Jennifer took a breath. “Look, are you going to help me or not? Because I didn’t sign up for sensitivity training.”

To her surprise, Sandra laughed. “Sensitivity training. I like that. I like the way you redialed me after I blew you off, too. You ever see that episode of
Mary Tyler Moore
where Mr. Grant tells Mary she’s got spunk? That’s what you’ve got. You’re Mary Tyler Moore.”

Jennifer had trouble picturing Sandra Price settling in for a night of classic TV comedy. “Well...thanks. I guess.”

“Of course, you know what Mr. Grant says right after that. He goes, ‘I hate spunk.’”

Sandra laughed again, a hearty laugh, and Jennifer found herself smiling.

“I get a little emotional,” Sandra said. “Some of the stuff I say is just frustration talking. There’s a lot of frustration. A whole damn lot.” She lifted her shoulders and let them fall. “Okay. Unsolved crimes. Here we go.”

For the next half hour, while dining on an enchilada and refried beans, Jennifer filled her notepad with names, dates, and details. Sandra knew the cases intimately. She had studied them with obsessive thoroughness. She’d spoken to neighbors and relatives of victims and somehow obtained information that could only have come from the coroner’s office. She knew at least as much as any cop.

Her disquisition covered three unsolved homicides, six assaults, and four disappearances.

The first homicide victim, eighteen months ago, was Mary Ellison, a secretary who stayed late at the office, typing documents for a conference in the morning. After midnight she left the building and walked to her car. She made it halfway across the parking lot before her skull was crushed from behind by what might have been a brick or a cinder block. The weapon was never found. There was no postmortem mutilation, no sign of theft, and her clothing had not been removed or disarranged.

The second victim, seven months ago, was Elizabeth Custer, a teenage runaway living on Venice Beach. She was found strangled in an alley off Ocean Front Walk, Venice’s concrete boardwalk. Her time of death was estimated as two AM. Again, no mutilation or molestation, no theft—not that the ragged seventeen-year-old had owned anything worth stealing.

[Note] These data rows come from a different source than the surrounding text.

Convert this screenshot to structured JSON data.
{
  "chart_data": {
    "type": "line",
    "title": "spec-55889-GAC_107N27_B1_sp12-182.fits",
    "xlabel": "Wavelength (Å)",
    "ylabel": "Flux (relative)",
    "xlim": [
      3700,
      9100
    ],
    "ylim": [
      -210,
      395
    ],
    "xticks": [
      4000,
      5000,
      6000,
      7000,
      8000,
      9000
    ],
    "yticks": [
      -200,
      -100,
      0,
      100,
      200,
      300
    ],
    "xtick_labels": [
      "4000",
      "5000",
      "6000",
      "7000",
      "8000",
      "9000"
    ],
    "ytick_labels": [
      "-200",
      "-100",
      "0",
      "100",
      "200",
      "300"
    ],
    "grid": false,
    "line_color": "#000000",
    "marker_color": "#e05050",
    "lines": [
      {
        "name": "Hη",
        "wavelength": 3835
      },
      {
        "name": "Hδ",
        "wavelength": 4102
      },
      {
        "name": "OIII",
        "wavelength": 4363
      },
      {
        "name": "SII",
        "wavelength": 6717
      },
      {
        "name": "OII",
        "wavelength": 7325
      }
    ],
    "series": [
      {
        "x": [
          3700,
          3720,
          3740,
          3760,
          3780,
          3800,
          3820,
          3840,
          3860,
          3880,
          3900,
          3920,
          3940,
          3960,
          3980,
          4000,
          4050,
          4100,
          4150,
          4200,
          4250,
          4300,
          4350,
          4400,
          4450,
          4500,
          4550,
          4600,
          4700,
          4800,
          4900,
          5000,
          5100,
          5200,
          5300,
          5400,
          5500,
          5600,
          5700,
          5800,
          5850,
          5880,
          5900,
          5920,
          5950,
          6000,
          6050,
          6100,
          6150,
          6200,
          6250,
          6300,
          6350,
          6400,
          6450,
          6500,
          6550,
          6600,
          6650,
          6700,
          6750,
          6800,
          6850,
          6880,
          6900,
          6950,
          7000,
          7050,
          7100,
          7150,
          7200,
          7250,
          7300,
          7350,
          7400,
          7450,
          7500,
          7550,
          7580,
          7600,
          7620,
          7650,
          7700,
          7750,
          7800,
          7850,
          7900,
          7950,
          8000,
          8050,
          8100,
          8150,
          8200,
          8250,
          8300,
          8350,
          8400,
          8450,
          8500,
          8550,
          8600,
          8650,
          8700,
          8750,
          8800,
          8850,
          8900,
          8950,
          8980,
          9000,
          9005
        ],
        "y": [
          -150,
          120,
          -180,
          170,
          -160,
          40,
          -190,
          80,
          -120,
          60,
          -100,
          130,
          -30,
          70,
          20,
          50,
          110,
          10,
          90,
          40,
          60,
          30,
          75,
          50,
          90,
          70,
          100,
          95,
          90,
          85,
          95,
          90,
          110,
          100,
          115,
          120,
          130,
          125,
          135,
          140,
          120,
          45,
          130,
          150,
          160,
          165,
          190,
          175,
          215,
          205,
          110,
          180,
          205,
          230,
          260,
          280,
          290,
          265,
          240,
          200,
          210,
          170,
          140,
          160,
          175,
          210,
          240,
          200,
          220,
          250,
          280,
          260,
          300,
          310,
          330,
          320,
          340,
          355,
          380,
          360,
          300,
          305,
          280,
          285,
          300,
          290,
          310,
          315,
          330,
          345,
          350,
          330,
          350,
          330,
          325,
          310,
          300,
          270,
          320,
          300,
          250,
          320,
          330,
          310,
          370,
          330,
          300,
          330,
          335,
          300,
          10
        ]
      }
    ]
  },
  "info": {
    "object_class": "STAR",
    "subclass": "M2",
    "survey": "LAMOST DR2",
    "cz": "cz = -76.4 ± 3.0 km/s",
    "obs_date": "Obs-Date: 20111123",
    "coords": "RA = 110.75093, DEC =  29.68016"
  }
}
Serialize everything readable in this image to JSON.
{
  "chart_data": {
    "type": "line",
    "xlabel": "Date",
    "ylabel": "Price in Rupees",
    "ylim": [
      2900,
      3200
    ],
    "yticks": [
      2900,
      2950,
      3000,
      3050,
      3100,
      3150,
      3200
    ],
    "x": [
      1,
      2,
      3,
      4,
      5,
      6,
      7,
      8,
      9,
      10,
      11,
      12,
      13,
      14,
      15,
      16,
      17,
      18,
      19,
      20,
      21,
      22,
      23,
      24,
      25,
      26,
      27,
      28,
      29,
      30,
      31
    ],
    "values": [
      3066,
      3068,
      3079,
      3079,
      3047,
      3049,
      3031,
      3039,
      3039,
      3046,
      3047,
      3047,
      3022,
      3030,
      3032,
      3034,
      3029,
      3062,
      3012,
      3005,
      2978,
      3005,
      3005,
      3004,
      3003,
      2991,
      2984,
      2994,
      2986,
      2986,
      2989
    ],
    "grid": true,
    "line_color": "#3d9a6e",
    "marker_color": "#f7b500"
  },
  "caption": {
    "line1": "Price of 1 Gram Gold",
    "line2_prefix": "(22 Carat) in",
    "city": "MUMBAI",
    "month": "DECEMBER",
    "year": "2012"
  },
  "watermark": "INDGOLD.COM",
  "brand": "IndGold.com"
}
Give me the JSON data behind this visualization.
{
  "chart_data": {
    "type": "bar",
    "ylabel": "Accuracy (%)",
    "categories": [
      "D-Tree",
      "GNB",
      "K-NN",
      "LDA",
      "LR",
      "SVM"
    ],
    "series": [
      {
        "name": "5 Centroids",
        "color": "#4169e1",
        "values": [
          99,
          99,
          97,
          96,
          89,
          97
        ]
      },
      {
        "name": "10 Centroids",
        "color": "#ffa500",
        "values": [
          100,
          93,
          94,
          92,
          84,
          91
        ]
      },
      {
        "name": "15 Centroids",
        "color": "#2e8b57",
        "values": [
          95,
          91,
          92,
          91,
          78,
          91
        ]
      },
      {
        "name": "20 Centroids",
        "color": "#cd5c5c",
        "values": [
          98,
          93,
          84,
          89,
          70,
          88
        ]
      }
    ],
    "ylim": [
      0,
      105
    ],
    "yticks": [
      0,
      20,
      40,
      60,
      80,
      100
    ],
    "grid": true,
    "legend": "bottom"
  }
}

Jennifer listened, saying nothing. She was acutely aware that twelve years ago it could have been her own name in a police report, her body found beneath an underpass or in the utility room of a shopping mall.

The police had not connected the two murders. The M.O.’s were different—blunt force trauma, strangulation—as were the victim profiles and the neighborhoods in which the crimes occurred.